Edy Rahmayadi Tanggapi Buku ‘Bocah Kebon dari Deli’

Peluncuran buku 'Bocah Kebon dari Deli'/ ist
Peluncuran buku 'Bocah Kebon dari Deli'/ ist

  Buku berjudul ‘Bocah Kebon dari Deli’ menarik perhatian Gubernur Sumatera Utara (Sumut) Edy Rahmayadi. Dia berharap buku ini banyak dibaca orang, terutama generasi muda untuk mendorong semangat menggapai cita-cita.  


Buku 'Bocah Kebon dari Deli’ merupakan buku kisah hidup Profesor Supandi, hakim agung Mahkamah Agung RI. Seseorang yang dilahirkan dan dibesarkan di pinggiran Deli tepatnya di perkebunan Tembung hingga menjadi seorang profesor dan ahli hukum.

 

Kisah ini, menurut Edy Rahmayadi, perlu diketahui anak-anak muda Indonesia, khsusunya Sumut, agar terlahir ‘Supandi-Supandi’ lain dari Sumut. Buku ini menurutnya juga bisa menjadi pelajaran tentang bagai mana seseorang bersikap, karena banyak nilai-nilai kemanusiaan dan agama di dalamnya.

 

“Harusnya ini banyak dibaca orang-orang terutama generasi penerus bangsa agar lahir Supandi-Supandi lain dari sini.

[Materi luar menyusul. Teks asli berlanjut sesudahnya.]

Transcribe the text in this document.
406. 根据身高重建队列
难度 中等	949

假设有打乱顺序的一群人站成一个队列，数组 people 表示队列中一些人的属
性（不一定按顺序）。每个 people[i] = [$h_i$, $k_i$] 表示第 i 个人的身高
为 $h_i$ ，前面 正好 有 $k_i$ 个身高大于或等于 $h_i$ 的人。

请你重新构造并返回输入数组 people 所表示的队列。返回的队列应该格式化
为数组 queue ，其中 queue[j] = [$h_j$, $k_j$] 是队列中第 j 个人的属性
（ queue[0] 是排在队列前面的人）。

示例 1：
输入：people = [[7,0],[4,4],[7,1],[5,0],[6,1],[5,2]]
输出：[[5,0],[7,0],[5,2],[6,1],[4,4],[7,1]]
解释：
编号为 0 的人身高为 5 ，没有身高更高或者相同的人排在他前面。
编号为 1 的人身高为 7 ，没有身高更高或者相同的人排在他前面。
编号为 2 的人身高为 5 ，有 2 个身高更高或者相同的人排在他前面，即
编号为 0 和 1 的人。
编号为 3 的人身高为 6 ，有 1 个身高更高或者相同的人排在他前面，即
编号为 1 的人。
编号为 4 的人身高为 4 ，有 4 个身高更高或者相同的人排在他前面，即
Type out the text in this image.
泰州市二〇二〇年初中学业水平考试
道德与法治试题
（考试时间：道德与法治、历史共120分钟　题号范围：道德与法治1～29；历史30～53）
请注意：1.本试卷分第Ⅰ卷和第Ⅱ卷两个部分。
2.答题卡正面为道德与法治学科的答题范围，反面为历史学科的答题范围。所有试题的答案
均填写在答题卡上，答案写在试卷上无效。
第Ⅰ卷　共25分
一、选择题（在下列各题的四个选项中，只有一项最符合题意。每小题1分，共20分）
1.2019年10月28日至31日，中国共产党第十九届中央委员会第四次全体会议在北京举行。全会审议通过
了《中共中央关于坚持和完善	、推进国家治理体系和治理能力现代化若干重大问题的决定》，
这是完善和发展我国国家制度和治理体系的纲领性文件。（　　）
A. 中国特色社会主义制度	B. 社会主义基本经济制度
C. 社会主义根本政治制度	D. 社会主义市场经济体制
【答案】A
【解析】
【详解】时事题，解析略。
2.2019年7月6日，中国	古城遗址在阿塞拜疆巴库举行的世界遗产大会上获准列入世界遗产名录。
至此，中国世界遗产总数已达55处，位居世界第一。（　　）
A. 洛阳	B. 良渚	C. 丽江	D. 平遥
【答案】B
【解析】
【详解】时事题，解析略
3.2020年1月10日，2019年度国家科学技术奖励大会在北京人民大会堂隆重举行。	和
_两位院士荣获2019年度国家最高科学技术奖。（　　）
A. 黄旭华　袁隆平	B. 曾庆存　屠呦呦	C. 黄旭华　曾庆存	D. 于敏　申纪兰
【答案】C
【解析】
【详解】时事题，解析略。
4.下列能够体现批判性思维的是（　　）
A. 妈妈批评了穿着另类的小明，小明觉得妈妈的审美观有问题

Banyak nilai yang bisa kita dapatkan dari buku ini,” kata Edy Rahmayadi usai acara bedah buku Bocah Kebon dari Deli secara virtual, di Rumah Dinas Gubernur Sumut, Jalan Sudirman Nomor 41, Medan, Jumat (17/9).

 

Edy Rahmayadi juga sempat menceritakan betapa sulitnya hidup di era Prof Supandi masih kecil, apalagi dia tinggal di daerah perkebunan. Namun, karena tekad Supandi untuk bisa bersekolah sangat kuat kesulitan itu bisa teratasi.

 

“Kalau dulu di era Prof Supandi masih kecil orang-orang di kebon itu ulat turi pun di makan karena sulitnya makanan dan beliau sekarang jadi Profesor, hakim agung. Kita yang hidupnya sudah enak, sekolah mudah makanan tercukupi masih malas-malasan. Inilah, perlunya membaca buku ini biar kita tahu, menjadi cambuk untuk kita,” tambah Edy Rahmayadi.

 

Supandi sendiri mengungkapkan sulit bila dia kembali menceritakan kisah hidupnya karena cukup menyedihkan. Seperti kakeknya, Ki Ibrahim yang terpaksa lari dari Trangkil dan tinggal di Deli karena berseteru dengan mandor Pabrik Gula Belanda. Kemudian ada juga kisah neneknya Mbah Surip yang diculik saat usia 14 tahun dan di bawa ke Deli untuk menjadi pekerja kebon.

 

Ada juga kisah ayahnya Ngadimun yang bergabung dengan pasukan Djamin Ginting dan Bejo menderita sakit paru-paru parah karena terlalu lama di hutan saat agresi Belanda I dan II. Itu membuat Supandi dibesarkan oleh kakek dan neneknya yang sehari-hari bekerja sebagai pekerja kebon.

 

“Saya kalau menceritakan ini kembali tertahan di sini (sambil menunjukkan lehernya dan menahan air mata), sulit karena cukup sedih. Tetapi, karena penulisnya mengatakan ini tidak hanya bisa menjadi biografi tetapi juga sebuah buku dan menjadi warisan untuk generasi kita, saya semangat,” kata Supandi.